Experiment Pipelines

All pipelines use the same persistent train/test splits (managed by SplitManager) and run across three seeds (42, 123, 456) for variance estimation.

Pipeline A: Baseline LP
  Frozen DINOv3 @ each resolution R -> cache embeddings -> linear probe -> AUROC

Pipeline B: Distillation
  Frozen DINOv3 @ 512px -> cache teacher embeddings -> train student (ResNet18/TinyViT)
  end-to-end on degraded images -> save distilled_student.pt

Pipeline C: LP with Distilled Student
  Frozen distilled student @ each resolution R -> cache embeddings -> linear probe -> AUROC

Pipeline A: Baseline Linear Probing (DINOv3)

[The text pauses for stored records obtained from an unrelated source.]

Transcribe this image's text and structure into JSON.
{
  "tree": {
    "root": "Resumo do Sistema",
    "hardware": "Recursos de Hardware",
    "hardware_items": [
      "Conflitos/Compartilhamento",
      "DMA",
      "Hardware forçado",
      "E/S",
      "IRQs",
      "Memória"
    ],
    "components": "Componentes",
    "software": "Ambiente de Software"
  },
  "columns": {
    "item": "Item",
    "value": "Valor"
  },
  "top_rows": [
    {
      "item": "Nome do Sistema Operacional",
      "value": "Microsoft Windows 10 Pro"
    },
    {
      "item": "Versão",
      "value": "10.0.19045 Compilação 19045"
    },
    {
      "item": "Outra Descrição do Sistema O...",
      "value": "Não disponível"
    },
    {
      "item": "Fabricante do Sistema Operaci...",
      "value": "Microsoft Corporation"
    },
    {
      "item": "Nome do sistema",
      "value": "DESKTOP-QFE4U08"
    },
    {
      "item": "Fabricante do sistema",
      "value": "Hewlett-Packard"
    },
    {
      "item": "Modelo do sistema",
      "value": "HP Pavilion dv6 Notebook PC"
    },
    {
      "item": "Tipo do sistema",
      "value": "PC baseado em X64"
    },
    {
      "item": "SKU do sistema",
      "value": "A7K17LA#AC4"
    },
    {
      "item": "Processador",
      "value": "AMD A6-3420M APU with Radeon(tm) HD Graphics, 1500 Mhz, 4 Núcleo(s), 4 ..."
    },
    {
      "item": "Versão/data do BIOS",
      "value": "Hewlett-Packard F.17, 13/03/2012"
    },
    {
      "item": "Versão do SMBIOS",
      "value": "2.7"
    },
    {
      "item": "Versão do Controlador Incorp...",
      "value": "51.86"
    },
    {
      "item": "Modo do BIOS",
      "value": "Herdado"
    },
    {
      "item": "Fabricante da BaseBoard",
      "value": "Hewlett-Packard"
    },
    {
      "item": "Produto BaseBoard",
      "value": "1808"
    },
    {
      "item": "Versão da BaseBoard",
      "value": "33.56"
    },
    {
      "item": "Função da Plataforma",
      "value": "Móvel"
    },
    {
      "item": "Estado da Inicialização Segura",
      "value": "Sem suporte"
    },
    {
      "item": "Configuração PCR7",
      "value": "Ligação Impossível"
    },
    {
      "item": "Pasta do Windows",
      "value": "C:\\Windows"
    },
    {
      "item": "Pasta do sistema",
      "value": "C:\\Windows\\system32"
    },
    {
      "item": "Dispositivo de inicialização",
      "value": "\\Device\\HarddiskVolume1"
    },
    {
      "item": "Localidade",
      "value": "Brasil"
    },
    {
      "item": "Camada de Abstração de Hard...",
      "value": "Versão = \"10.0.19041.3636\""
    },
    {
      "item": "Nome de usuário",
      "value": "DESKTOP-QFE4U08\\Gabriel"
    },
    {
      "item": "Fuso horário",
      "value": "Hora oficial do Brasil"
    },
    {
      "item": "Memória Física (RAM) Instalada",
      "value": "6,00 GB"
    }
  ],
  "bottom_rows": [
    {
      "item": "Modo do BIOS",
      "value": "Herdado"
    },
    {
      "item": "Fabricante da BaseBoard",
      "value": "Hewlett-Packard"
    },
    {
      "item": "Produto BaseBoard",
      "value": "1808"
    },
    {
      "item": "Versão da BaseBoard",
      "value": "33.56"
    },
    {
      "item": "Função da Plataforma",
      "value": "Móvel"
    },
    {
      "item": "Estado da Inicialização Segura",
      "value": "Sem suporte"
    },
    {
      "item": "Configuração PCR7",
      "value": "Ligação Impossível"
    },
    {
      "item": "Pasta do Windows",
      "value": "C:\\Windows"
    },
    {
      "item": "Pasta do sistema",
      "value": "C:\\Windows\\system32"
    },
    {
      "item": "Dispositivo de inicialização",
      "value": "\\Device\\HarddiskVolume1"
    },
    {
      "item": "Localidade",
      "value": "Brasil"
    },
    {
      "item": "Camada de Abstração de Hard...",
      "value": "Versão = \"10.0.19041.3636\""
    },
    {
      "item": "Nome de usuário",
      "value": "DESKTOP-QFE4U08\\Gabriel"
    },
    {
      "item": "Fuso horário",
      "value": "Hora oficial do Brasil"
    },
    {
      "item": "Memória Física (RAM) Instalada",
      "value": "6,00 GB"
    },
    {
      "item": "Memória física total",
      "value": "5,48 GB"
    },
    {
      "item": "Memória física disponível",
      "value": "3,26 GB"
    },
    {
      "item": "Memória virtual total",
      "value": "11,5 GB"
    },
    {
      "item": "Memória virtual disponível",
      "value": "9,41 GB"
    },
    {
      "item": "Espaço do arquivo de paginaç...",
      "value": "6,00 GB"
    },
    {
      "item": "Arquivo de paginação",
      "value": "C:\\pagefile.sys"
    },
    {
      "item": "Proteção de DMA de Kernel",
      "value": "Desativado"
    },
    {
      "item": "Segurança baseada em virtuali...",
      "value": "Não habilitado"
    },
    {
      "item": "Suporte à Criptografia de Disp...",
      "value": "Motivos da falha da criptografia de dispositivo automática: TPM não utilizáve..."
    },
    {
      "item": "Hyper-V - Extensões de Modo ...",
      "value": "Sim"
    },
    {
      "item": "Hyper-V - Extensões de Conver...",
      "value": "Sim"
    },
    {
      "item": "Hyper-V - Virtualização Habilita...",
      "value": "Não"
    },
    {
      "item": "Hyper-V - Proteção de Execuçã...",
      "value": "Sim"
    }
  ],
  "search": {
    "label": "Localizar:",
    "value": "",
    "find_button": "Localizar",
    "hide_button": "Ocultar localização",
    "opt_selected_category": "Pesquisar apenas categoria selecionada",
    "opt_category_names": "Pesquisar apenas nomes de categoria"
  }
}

Evaluates frozen DINOv3 embeddings at multiple resolutions via linear probing.

# Dermatology
python -m src.cli.run_multiresolution_probe \
    --domain dermatology --model dinov3 \
    --tune-hyperparams \
    --resolutions 512 256 128 64 \
    --seeds 42 123 456 \
    --config configs/probe_two_stage_dermatology

# Pathology (per task)
for TASK in luad_vs_lusc lgg_vs_gbm kras tp53 egfr; do
  python -m src.cli.run_multiresolution_probe \
      --domain pathology --model dinov3 \
      --tune-hyperparams \
      --resolutions 512 256 128 64 \
      --seeds 42 123 456 \
      --config configs/probe_two_stage_pathology \
      --extra-overrides "datamodule.task=${TASK}"
done

# Radiology
python -m src.cli.run_multiresolution_probe \
    --domain radiology --model dinov3 \
    --tune-hyperparams \
    --resolutions 512 256 128 64 \
    --seeds 42 123 456 \
    --config configs/probe_two_stage_radiology

This automatically:

  1. Runs 5-fold CV hyperparameter search at 512px with seed 42
  2. Runs final LP at all 4 resolutions for all 3 seeds using the tuned hyperparameters

Outputs:

{run_dir}/
  seed_42/
    hyperparam_search/{dataset}_{model}/best_hyperparameters.json
    results_{dataset}_{model}_{resolution}px.json
  seed_123/
    results_{dataset}_{model}_*.json
  seed_456/
    results_{dataset}_{model}_*.json

Pipeline B: Distillation (Train Student Models)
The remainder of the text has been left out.